Aypa Power, a utility-scale energy storage and hybrid renewables developer backed by Blackstone, has closed a USD 1.5 billion debt financing facility aimed at accelerating the construction of its battery energy storage system portfolio through 2028.
The three-year construction warehouse revolving credit facility includes an accordion feature allowing expansion by an additional USD 500 million, bringing potential total financing to USD 2 billion. According to the company, this represents the largest warehouse financing executed to date for a storage-focused independent power producer, underscoring the increasing scale at which battery developers are now operating.
Warehouse facilities of this size signal a structural change in how storage assets are financed. Rather than relying solely on individual project finance once assets reach notice to proceed, developers with deep pipelines and repeatable construction profiles are gaining access to flexible capital pools that can be deployed across multiple projects. For Aypa Power, the facility will serve as the primary funding source for construction-ready projects scheduled to reach commercial operation over the next four years, reducing execution risk and shortening development timelines.
The lender group reflects strong participation from global financial institutions. Canadian Imperial Bank of Commerce and Wells Fargo acted as lead structuring agents, with Banco Santander, BNP Paribas, ING Capital, Natixis, Royal Bank of Canada, and Societe Generale joining as coordinating lead arrangers. The breadth of the syndicate highlights how battery storage has moved into the mainstream of bankable energy infrastructure, supported by more predictable revenue mechanisms and improving asset performance data.

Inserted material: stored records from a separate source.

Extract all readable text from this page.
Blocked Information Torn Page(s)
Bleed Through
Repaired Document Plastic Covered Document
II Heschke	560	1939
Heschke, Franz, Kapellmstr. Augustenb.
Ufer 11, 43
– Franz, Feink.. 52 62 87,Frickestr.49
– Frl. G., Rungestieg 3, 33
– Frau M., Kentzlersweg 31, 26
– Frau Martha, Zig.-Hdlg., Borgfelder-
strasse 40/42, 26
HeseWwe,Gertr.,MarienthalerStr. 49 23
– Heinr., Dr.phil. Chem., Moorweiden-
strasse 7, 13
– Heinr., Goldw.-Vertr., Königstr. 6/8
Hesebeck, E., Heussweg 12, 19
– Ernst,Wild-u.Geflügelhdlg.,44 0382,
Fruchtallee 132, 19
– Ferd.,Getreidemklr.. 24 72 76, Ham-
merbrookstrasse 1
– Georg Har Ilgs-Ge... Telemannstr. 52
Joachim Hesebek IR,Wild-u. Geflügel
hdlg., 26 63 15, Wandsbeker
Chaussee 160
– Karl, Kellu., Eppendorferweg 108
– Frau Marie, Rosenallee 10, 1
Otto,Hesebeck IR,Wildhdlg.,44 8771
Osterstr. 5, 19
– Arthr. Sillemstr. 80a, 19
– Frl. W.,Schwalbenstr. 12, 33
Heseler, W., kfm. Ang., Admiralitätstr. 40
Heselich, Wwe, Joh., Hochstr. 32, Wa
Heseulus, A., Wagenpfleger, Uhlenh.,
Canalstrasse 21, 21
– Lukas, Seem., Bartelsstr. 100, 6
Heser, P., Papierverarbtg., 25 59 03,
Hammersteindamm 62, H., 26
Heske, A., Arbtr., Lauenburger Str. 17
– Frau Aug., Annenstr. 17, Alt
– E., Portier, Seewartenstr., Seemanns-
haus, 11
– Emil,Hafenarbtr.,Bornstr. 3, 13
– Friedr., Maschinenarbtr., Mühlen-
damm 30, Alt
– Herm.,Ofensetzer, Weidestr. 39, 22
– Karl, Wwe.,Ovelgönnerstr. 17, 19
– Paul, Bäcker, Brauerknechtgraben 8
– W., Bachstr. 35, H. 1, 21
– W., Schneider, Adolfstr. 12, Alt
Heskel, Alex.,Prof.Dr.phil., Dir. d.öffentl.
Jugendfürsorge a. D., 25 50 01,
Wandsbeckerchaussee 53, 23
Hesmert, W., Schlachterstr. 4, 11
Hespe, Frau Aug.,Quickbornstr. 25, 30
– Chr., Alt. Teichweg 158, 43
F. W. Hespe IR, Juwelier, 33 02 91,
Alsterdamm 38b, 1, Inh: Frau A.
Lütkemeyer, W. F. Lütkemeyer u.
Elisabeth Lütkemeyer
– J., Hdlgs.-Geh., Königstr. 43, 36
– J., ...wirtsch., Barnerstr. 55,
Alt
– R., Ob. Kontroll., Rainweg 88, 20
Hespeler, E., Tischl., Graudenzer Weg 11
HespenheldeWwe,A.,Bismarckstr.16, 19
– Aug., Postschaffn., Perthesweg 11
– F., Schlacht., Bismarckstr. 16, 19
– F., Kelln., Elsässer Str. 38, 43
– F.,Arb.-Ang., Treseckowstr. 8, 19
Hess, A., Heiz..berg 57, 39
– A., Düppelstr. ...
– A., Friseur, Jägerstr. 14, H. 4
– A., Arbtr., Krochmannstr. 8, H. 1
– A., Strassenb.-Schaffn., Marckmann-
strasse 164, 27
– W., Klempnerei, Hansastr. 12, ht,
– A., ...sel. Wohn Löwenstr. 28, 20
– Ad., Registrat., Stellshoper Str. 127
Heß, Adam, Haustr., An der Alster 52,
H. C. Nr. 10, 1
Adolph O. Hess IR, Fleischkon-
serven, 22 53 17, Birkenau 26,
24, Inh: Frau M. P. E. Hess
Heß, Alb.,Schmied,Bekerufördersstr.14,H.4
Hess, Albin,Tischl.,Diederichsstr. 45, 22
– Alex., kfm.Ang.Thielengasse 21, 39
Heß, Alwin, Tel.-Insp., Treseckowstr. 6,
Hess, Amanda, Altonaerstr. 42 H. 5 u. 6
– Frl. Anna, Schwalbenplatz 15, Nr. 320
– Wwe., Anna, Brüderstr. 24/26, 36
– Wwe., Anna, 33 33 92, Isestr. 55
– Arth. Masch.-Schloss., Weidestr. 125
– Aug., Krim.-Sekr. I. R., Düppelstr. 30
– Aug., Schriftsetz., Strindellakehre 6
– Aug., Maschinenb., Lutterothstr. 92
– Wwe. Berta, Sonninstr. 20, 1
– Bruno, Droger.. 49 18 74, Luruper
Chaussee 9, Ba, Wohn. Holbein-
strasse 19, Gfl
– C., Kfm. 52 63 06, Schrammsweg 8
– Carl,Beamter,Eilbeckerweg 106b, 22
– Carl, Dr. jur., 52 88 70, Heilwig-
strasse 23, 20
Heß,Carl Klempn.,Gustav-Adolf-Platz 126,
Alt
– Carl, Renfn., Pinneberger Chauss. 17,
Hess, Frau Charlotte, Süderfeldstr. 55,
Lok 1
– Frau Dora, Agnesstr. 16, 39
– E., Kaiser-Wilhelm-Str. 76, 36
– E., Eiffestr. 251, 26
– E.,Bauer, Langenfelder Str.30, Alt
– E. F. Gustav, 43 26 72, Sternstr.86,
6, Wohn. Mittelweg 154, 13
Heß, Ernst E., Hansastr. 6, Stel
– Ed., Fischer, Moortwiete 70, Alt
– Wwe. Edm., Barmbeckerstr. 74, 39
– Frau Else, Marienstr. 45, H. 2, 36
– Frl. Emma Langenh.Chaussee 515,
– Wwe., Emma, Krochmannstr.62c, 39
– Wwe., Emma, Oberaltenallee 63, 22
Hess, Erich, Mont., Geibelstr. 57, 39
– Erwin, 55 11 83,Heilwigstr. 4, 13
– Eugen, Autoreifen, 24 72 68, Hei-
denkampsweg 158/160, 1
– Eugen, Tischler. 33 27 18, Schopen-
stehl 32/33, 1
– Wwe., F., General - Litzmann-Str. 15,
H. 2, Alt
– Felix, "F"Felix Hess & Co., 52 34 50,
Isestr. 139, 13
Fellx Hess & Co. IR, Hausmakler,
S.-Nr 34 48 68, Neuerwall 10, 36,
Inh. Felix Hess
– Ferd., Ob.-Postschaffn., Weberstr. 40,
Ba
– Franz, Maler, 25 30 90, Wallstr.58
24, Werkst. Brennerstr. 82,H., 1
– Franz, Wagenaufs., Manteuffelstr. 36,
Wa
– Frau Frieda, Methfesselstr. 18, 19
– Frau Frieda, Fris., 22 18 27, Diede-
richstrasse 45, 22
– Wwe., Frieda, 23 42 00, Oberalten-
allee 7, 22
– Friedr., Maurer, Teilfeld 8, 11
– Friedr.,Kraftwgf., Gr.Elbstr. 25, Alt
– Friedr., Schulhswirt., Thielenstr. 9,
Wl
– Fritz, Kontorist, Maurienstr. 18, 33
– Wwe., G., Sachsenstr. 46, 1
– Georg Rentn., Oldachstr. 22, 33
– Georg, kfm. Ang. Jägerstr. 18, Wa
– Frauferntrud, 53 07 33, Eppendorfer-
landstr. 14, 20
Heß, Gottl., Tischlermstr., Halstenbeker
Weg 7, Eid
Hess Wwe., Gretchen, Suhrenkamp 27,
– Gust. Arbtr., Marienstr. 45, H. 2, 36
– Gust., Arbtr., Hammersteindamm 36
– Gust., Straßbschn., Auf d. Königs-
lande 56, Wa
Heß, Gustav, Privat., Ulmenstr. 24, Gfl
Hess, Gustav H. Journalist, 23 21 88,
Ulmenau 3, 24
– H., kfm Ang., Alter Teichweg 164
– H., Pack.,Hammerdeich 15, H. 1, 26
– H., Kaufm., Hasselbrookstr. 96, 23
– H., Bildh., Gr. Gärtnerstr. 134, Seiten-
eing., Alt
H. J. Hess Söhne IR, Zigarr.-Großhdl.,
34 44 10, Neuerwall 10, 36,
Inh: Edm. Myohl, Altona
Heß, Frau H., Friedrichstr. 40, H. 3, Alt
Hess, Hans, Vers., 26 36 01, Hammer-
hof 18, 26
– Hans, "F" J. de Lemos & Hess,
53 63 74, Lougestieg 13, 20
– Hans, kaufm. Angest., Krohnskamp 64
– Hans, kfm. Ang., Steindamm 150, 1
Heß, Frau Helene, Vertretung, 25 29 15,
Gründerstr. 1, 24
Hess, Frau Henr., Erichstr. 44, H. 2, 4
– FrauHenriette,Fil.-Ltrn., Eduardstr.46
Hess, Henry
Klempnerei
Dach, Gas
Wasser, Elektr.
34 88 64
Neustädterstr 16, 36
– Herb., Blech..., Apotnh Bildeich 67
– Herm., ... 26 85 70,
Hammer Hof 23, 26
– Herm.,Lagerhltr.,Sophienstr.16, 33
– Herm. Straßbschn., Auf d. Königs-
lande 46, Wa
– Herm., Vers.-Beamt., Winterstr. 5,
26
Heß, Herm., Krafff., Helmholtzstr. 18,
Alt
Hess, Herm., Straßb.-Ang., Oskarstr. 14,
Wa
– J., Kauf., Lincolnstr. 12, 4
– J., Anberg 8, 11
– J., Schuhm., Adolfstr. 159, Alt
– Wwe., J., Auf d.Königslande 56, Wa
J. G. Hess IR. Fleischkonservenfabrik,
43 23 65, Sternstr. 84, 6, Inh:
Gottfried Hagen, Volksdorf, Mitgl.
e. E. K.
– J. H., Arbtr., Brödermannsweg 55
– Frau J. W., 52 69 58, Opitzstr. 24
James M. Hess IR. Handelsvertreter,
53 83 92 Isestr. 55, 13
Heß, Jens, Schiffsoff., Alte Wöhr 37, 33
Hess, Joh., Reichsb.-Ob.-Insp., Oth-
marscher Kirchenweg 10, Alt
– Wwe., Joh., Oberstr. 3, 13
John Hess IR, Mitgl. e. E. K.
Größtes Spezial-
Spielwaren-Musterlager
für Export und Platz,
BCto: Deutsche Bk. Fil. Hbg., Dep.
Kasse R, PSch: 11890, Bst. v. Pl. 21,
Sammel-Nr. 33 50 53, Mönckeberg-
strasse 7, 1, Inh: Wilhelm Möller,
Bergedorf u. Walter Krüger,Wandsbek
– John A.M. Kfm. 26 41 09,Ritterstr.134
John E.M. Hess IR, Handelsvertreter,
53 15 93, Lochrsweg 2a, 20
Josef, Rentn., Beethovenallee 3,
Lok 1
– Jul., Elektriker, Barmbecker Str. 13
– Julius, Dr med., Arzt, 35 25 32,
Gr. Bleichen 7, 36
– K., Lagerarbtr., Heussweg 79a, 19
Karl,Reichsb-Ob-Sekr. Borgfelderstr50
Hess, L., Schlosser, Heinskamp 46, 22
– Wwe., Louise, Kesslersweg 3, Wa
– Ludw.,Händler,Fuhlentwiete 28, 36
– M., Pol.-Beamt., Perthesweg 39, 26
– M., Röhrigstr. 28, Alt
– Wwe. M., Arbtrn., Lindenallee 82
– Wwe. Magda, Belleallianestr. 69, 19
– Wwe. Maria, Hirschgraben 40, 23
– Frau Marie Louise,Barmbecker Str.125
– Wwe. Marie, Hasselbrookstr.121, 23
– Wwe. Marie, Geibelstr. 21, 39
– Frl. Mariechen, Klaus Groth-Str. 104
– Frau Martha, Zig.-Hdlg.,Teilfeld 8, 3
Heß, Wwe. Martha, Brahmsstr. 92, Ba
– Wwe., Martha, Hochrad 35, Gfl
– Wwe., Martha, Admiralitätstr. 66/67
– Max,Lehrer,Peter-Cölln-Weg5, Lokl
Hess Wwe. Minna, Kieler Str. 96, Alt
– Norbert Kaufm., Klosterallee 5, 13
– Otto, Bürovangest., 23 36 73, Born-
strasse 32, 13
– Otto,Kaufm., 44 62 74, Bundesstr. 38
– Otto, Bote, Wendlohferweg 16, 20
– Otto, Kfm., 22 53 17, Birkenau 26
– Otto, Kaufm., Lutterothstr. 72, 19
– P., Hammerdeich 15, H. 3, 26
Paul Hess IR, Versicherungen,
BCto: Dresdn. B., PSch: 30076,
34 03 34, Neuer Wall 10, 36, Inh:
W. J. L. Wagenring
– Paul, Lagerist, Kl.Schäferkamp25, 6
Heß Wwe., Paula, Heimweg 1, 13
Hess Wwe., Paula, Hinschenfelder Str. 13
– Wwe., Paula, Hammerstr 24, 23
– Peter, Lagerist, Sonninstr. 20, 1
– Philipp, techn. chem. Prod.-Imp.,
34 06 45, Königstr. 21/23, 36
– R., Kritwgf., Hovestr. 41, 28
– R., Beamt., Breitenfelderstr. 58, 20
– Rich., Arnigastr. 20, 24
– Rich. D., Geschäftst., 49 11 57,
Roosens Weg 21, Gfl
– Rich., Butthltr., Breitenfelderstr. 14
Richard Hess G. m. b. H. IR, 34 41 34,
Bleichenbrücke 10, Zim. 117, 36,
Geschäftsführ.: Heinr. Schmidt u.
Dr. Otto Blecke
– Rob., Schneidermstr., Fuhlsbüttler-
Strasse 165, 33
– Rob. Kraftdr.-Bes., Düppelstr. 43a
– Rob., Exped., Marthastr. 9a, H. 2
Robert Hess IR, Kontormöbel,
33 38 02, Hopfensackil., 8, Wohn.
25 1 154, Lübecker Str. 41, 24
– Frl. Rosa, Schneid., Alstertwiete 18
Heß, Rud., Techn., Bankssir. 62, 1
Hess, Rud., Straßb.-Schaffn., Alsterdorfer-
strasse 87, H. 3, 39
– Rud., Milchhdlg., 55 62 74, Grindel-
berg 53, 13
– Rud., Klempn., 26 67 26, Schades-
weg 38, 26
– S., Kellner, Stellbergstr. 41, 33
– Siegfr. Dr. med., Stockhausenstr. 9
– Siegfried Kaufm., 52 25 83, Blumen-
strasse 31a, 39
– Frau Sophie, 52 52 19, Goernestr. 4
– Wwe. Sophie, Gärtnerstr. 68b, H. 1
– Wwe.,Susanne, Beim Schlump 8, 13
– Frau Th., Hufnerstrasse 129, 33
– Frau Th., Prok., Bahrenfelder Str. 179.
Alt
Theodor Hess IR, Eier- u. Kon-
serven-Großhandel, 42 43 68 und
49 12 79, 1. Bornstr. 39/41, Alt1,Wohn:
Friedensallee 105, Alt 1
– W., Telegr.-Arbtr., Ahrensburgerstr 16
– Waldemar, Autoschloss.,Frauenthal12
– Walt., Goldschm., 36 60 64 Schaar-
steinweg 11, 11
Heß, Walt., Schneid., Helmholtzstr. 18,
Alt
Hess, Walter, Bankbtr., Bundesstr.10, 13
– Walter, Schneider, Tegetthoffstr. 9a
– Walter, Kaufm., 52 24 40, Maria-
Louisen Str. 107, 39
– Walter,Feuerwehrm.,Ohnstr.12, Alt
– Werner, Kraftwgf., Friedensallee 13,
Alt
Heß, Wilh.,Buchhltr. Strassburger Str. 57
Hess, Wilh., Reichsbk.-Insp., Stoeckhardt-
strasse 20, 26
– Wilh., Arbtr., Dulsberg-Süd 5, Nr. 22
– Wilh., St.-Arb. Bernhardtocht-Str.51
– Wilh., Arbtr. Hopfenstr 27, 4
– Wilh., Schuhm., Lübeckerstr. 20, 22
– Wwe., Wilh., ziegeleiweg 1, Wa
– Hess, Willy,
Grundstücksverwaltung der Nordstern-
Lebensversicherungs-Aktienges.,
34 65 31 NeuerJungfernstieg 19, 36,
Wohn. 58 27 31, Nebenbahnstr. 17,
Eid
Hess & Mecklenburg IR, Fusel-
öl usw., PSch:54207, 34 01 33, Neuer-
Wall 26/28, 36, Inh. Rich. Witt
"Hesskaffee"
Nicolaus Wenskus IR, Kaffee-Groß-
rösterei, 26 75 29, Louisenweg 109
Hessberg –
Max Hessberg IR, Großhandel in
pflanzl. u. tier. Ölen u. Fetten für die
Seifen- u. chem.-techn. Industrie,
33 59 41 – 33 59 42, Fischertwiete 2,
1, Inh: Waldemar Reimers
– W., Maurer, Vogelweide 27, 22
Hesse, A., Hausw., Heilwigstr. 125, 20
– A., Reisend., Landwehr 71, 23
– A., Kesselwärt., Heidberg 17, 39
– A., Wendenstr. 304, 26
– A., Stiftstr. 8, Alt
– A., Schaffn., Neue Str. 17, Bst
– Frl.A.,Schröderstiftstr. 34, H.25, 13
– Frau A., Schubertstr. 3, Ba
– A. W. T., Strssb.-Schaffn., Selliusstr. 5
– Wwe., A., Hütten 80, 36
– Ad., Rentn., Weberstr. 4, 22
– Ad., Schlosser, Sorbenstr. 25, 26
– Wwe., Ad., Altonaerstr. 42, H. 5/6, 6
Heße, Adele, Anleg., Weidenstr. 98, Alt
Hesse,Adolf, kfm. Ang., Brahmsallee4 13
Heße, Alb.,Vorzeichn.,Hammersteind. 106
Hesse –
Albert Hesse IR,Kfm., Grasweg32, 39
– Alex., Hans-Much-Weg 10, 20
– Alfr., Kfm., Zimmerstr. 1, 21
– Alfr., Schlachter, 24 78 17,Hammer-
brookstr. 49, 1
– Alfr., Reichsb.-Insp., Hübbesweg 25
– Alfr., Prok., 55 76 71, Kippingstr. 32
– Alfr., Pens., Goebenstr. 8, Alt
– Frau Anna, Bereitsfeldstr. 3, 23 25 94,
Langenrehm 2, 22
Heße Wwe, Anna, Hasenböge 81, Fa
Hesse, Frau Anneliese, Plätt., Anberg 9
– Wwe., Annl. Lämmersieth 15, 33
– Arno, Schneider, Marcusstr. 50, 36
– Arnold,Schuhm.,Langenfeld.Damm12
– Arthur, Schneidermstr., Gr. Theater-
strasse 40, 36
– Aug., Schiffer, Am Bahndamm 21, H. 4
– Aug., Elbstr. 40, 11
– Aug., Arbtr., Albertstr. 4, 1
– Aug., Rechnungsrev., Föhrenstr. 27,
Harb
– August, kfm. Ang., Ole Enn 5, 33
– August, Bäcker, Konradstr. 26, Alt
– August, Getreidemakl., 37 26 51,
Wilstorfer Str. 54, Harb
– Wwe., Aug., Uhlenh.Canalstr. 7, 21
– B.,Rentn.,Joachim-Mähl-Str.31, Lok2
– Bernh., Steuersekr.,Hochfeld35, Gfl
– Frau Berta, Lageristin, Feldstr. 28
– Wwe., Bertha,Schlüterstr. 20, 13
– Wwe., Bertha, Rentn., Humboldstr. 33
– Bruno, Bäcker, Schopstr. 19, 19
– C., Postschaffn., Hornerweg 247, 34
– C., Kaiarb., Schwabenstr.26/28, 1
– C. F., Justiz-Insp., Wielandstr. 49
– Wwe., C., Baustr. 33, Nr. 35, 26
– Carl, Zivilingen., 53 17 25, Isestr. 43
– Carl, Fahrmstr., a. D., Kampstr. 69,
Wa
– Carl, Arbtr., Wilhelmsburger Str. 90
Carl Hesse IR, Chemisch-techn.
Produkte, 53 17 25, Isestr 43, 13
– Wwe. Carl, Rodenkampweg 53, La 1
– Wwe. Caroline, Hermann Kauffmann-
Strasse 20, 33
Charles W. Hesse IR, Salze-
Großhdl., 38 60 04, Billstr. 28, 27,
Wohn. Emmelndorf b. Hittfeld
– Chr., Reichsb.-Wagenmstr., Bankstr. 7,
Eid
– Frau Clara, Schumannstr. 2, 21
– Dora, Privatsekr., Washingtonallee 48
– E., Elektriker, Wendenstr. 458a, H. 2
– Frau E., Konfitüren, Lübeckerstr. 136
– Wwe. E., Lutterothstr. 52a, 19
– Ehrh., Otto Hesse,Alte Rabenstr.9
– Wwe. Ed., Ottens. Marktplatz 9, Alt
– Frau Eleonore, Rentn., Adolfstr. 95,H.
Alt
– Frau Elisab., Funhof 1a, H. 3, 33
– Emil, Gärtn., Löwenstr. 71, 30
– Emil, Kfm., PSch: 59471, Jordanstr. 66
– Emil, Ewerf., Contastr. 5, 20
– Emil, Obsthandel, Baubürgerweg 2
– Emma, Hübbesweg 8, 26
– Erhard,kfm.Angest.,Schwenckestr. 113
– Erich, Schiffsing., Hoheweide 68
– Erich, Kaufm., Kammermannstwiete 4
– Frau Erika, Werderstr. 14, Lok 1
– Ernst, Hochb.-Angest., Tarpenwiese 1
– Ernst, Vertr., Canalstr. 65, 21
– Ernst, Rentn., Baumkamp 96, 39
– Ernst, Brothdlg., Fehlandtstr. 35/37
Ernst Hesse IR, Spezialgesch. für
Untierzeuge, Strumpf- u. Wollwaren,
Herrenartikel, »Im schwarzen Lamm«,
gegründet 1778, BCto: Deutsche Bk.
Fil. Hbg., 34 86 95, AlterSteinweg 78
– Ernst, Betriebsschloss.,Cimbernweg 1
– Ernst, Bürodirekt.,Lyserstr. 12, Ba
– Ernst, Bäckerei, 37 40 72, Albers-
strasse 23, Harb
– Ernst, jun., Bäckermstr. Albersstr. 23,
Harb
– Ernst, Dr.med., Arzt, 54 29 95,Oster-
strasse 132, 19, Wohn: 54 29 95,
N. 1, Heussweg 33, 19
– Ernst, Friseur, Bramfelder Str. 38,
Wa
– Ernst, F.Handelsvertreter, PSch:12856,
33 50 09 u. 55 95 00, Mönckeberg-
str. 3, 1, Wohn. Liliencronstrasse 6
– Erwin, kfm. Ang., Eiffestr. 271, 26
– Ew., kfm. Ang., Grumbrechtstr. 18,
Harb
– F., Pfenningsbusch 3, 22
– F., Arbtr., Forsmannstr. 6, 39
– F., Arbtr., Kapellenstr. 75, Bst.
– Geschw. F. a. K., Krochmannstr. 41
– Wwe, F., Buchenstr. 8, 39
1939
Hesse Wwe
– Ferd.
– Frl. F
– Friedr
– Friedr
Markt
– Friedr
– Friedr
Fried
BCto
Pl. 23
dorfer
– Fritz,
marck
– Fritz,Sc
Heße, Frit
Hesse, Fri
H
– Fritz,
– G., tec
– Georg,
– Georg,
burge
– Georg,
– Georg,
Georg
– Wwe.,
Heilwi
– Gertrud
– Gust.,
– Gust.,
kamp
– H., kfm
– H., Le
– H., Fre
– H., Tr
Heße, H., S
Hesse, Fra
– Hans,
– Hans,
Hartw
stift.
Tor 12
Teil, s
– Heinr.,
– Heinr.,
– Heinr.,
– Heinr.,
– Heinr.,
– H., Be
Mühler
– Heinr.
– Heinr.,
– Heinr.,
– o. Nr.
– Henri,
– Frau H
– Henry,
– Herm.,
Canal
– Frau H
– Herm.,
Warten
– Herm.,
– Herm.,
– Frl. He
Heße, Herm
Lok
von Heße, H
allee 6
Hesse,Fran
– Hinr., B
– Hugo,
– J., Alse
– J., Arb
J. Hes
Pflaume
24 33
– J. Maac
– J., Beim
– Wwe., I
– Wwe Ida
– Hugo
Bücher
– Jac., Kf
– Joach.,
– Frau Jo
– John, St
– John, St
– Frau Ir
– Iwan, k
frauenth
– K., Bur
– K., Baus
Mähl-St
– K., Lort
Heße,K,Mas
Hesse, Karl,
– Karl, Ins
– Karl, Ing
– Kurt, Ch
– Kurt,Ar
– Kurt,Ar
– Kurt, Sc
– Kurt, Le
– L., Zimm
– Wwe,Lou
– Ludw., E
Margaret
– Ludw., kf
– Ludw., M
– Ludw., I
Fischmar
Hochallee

Aypa Power currently has 30 projects either operational or under construction, alongside a development pipeline exceeding 22 gigawatts. While pipeline size alone does not guarantee execution, access to warehouse financing allows developers to convert late-stage projects into operating assets more efficiently, particularly as interconnection queues, supply chain constraints, and construction costs remain key bottlenecks across North American power markets.